Chapter intro

Wind

- wind. Many instances of structural damage caused by high winds are documented in the records of town councils, churches and so on. One such from the Chronicles of Perth tells us that in 1608 The great wind blew down the stanes of the mantil wall of the kirk. In literature, there are many figurative references to wind, including This wikkit wind of adulatioun in Robert Henryson’s Fables (1500).

An ill [evil] wind is frequently attributed to witchcraft. In 1650, Brechin Presbytery brought Presumptiones of witchcraft against Catharin Lyall . . . [she] straik [struck] the horse on the hinder fillets with a weight . . . ther cam by a stranger woman and said the horse has gotten a blast of ill wind, and when his skin shall be taken off it would have a black spott quher [where] he had gotten the stroke. Sometimes the spell was misdirected, according to Perth Kirk Sessions (1623). A complainer reports that Hir sister wes seik by the dint of ane ill wynd, quhilk wes prepairit nocht for hir bot for hir maister.

The intervention of witches could be of benefit.
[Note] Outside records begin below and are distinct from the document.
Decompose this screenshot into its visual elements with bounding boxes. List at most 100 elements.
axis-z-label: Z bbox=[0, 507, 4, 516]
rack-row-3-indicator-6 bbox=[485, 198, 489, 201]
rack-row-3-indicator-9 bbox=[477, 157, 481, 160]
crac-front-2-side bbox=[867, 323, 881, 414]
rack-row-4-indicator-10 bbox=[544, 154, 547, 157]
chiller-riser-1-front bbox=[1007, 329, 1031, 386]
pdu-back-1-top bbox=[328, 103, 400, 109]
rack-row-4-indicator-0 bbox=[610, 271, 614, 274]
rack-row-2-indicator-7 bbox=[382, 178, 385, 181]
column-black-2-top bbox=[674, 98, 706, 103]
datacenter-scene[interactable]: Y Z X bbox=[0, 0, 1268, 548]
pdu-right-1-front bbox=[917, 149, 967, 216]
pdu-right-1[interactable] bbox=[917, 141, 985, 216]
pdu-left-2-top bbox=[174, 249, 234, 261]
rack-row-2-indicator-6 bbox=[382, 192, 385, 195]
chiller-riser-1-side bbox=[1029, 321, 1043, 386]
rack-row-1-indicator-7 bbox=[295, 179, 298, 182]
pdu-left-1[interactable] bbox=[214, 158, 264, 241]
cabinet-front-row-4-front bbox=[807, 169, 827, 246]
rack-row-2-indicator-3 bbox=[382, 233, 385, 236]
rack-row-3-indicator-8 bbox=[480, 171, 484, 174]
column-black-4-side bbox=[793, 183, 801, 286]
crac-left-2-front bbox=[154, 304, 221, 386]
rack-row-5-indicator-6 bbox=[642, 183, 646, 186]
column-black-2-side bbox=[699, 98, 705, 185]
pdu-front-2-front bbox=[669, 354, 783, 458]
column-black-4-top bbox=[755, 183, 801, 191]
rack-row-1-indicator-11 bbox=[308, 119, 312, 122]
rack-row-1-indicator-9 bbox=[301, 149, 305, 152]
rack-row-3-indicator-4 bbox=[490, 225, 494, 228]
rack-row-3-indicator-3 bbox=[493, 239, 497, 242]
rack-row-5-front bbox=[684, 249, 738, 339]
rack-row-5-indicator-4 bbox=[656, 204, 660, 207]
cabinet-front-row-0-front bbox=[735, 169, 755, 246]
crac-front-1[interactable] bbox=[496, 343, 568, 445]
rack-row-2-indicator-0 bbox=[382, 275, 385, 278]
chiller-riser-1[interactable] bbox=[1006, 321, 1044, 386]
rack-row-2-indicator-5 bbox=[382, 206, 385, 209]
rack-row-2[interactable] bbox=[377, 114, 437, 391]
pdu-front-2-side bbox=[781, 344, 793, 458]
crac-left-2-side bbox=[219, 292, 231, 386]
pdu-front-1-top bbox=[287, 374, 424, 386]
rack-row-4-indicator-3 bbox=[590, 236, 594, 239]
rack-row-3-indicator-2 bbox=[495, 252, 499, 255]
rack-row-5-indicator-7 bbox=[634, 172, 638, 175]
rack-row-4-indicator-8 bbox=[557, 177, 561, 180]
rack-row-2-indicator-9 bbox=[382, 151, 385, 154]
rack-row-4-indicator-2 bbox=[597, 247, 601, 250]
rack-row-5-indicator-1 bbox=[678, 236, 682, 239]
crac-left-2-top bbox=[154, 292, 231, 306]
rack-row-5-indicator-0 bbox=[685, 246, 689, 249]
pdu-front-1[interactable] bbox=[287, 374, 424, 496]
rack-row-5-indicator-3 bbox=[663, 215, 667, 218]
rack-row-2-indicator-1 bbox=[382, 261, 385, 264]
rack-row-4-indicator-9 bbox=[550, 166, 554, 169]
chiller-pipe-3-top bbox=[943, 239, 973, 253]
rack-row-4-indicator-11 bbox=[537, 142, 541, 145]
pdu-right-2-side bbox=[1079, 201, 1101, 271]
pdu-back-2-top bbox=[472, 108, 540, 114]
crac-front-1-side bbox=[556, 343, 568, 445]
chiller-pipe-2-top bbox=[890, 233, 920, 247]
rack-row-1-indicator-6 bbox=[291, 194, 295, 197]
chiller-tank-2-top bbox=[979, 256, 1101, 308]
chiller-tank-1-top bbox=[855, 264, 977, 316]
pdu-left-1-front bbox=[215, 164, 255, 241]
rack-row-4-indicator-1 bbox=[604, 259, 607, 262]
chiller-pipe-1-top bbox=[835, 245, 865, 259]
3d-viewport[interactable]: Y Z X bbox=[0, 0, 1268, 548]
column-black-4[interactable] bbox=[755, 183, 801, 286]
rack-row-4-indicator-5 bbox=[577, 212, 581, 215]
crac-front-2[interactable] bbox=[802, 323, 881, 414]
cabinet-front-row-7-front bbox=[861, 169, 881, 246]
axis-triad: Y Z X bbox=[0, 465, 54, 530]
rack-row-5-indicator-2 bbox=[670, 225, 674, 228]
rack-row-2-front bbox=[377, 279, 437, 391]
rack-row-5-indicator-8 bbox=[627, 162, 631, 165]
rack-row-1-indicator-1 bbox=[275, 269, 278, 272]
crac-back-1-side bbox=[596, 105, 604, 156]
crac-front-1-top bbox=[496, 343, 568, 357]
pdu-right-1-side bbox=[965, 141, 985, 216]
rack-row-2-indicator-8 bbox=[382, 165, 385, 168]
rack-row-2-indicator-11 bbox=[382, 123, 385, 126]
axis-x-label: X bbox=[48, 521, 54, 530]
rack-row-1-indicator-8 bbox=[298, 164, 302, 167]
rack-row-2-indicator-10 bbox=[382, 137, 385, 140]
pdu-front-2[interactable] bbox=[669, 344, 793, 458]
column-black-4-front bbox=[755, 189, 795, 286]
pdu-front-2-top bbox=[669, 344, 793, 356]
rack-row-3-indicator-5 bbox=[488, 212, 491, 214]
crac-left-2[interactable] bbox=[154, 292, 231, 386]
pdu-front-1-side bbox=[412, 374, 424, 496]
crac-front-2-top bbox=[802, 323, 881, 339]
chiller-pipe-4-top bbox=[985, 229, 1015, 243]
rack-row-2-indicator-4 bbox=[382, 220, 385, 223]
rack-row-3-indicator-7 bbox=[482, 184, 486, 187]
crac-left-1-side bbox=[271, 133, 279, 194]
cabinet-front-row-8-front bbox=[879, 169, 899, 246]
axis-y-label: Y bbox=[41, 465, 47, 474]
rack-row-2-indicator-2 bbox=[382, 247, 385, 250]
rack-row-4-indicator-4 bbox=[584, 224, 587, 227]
Sir John Lauder of Fountainhall, in his Historical Observes of Memorable Occurrents in Church and State (1685) reports that The wind Argile got from Holland . . . was so favorable that it brought him in a very few dayes to Orknay . . . which made some think his witches had sold him a wind but he hes got no good wind to carry him away.
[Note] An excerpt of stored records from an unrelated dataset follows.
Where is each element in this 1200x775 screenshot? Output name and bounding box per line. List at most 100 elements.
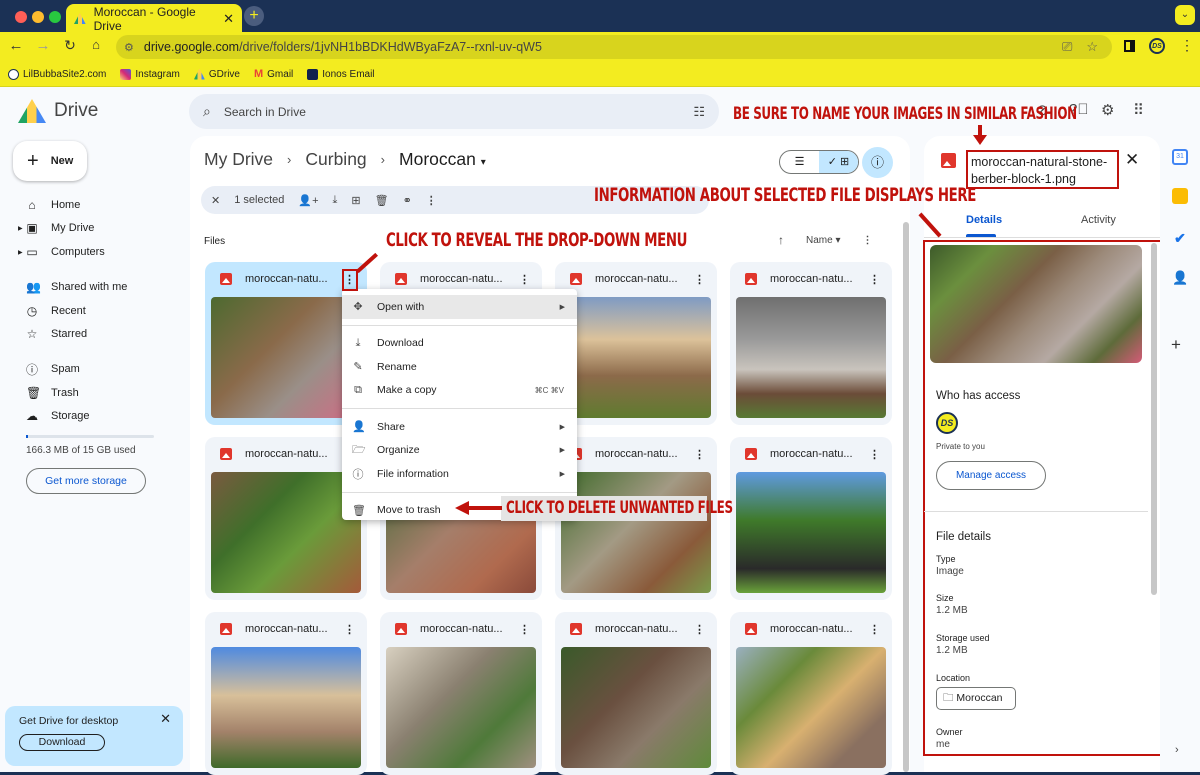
- more-actions-icon[interactable]: ⋮: [426, 194, 437, 207]
- file-card[interactable]: moroccan-natu... ⋮: [205, 612, 367, 775]
- nav-recent[interactable]: ◷ Recent: [0, 300, 185, 322]
- location-chip[interactable]: 🗀 Moroccan: [936, 687, 1016, 710]
- file-thumbnail[interactable]: [211, 472, 361, 593]
- more-options-icon[interactable]: ⋮: [869, 448, 880, 461]
- trash-icon[interactable]: 🗑: [375, 194, 389, 207]
- bookmark-ionos-email[interactable]: Ionos Email: [307, 68, 375, 80]
- move-icon[interactable]: ⊞: [351, 194, 360, 207]
- menu-item-organize[interactable]: 🗁 Organize ▶: [342, 439, 577, 463]
- tab-activity[interactable]: Activity: [1081, 214, 1116, 226]
- copy-link-icon[interactable]: ⚭: [403, 194, 412, 207]
- more-options-icon[interactable]: ⋮: [694, 448, 705, 461]
- breadcrumb-moroccan[interactable]: Moroccan ▾: [399, 149, 486, 170]
- site-settings-icon[interactable]: ⚙: [124, 41, 134, 54]
- clear-selection-icon[interactable]: ✕: [211, 194, 220, 207]
- breadcrumb-my-drive[interactable]: My Drive: [204, 149, 273, 170]
- download-icon[interactable]: ⤓: [333, 194, 338, 207]
- forward-icon[interactable]: →: [33, 37, 53, 54]
- contacts-icon[interactable]: 👤: [1172, 270, 1188, 286]
- breadcrumb-curbing[interactable]: Curbing: [305, 149, 366, 170]
- more-options-icon[interactable]: ⋮: [344, 623, 355, 636]
- file-card[interactable]: moroccan-natu... ⋮: [730, 262, 892, 425]
- view-toggle[interactable]: ☰ ✓ ⊞: [779, 150, 859, 174]
- more-options-icon[interactable]: ⋮: [869, 623, 880, 636]
- more-options-icon[interactable]: ⋮: [694, 623, 705, 636]
- more-options-icon[interactable]: ⋮: [519, 273, 530, 286]
- nav-starred[interactable]: ☆ Starred: [0, 323, 185, 345]
- tasks-icon[interactable]: ✔: [1172, 230, 1188, 246]
- expand-rail-chevron-icon[interactable]: ›: [1175, 744, 1179, 756]
- menu-item-file-information[interactable]: ⓘ File information ▶: [342, 462, 577, 486]
- file-card[interactable]: moroccan-natu... ⋮: [730, 437, 892, 600]
- nav-computers[interactable]: ▶ ▭ Computers: [0, 241, 185, 263]
- profile-avatar-icon[interactable]: DS: [1149, 38, 1165, 54]
- list-view-icon[interactable]: ☰: [780, 151, 819, 173]
- more-options-icon[interactable]: ⋮: [519, 623, 530, 636]
- window-close-button[interactable]: [15, 11, 27, 23]
- menu-item-open-with[interactable]: ✥ Open with ▶: [342, 295, 577, 319]
- nav-spam[interactable]: ⓘ Spam: [0, 358, 185, 380]
- share-icon[interactable]: 👤+: [298, 194, 318, 207]
- address-bar[interactable]: ⚙ drive.google.com /drive/folders/1jvNH1…: [116, 35, 1112, 59]
- manage-access-button[interactable]: Manage access: [936, 461, 1046, 490]
- browser-tab[interactable]: Moroccan - Google Drive ✕: [66, 4, 242, 33]
- get-more-storage-button[interactable]: Get more storage: [26, 468, 146, 494]
- tab-details[interactable]: Details: [966, 214, 1002, 226]
- file-thumbnail[interactable]: [211, 297, 361, 418]
- file-card[interactable]: moroccan-natu... ⋮: [555, 612, 717, 775]
- sort-direction-icon[interactable]: ↑: [778, 233, 784, 247]
- tab-search-chevron-icon[interactable]: ⌄: [1175, 5, 1195, 25]
- file-thumbnail[interactable]: [561, 472, 711, 593]
- window-minimize-button[interactable]: [32, 11, 44, 23]
- file-card[interactable]: moroccan-natu... ⋮: [555, 262, 717, 425]
- menu-item-rename[interactable]: ✎ Rename: [342, 355, 577, 379]
- file-thumbnail[interactable]: [561, 647, 711, 768]
- nav-storage[interactable]: ☁ Storage: [0, 405, 185, 427]
- file-list-scrollbar[interactable]: [903, 222, 909, 772]
- bookmark-lilbubbasite2[interactable]: LilBubbaSite2.com: [8, 68, 106, 80]
- expand-caret-icon[interactable]: ▶: [18, 249, 23, 256]
- promo-download-button[interactable]: Download: [19, 734, 105, 751]
- file-thumbnail[interactable]: [736, 297, 886, 418]
- nav-shared-with-me[interactable]: 👥 Shared with me: [0, 276, 185, 298]
- file-thumbnail[interactable]: [736, 647, 886, 768]
- menu-item-make-copy[interactable]: ⧉ Make a copy ⌘C ⌘V: [342, 379, 577, 403]
- menu-item-download[interactable]: ⤓ Download: [342, 332, 577, 356]
- details-scrollbar[interactable]: [1151, 243, 1157, 595]
- nav-home[interactable]: ⌂ Home: [0, 194, 185, 216]
- reload-icon[interactable]: ↻: [60, 37, 80, 54]
- file-preview-image[interactable]: [930, 245, 1142, 363]
- search-bar[interactable]: ⌕ Search in Drive ☷: [189, 94, 719, 129]
- grid-view-icon[interactable]: ✓ ⊞: [819, 151, 858, 173]
- settings-gear-icon[interactable]: ⚙: [1101, 101, 1114, 119]
- calendar-icon[interactable]: 31: [1172, 149, 1188, 165]
- bookmark-star-icon[interactable]: ☆: [1086, 39, 1098, 55]
- search-options-icon[interactable]: ☷: [693, 104, 705, 120]
- browser-menu-icon[interactable]: ⋮: [1180, 37, 1194, 54]
- back-icon[interactable]: ←: [6, 37, 26, 54]
- close-promo-icon[interactable]: ✕: [160, 711, 171, 727]
- file-card[interactable]: moroccan-natu... ⋮: [730, 612, 892, 775]
- expand-caret-icon[interactable]: ▶: [18, 225, 23, 232]
- file-card[interactable]: moroccan-natu... ⋮: [380, 612, 542, 775]
- more-options-icon[interactable]: ⋮: [869, 273, 880, 286]
- menu-item-share[interactable]: 👤 Share ▶: [342, 415, 577, 439]
- view-details-icon[interactable]: ⓘ: [862, 147, 893, 178]
- search-input[interactable]: Search in Drive: [224, 105, 306, 119]
- close-details-icon[interactable]: ✕: [1125, 150, 1139, 170]
- more-options-icon[interactable]: ⋮: [694, 273, 705, 286]
- side-panel-icon[interactable]: [1124, 40, 1135, 52]
- nav-my-drive[interactable]: ▶ ▣ My Drive: [0, 217, 185, 239]
- file-thumbnail[interactable]: [211, 647, 361, 768]
- file-thumbnail[interactable]: [386, 647, 536, 768]
- sort-by-dropdown[interactable]: Name ▾: [806, 235, 841, 246]
- bookmark-gmail[interactable]: M Gmail: [254, 68, 293, 80]
- apps-grid-icon[interactable]: ⠿: [1133, 101, 1144, 119]
- file-thumbnail[interactable]: [561, 297, 711, 418]
- keep-icon[interactable]: [1172, 188, 1188, 204]
- get-addons-plus-icon[interactable]: +: [1171, 335, 1181, 355]
- new-tab-button[interactable]: +: [244, 6, 264, 26]
- file-thumbnail[interactable]: [736, 472, 886, 593]
- nav-trash[interactable]: 🗑 Trash: [0, 382, 185, 404]
- tab-close-icon[interactable]: ✕: [223, 11, 234, 27]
The duty of a landlord to keep a building wind and watertight is still often written into leases in Scotland, although it is no longer common in England. This phrase has a long history: The said tour fortalice [tower fortress] was than windticht and waterticht sufficiently sklaittit and ruiffit [slated and roofed] with timber and sklait (The Book of the Thanes of Cawdor 1635).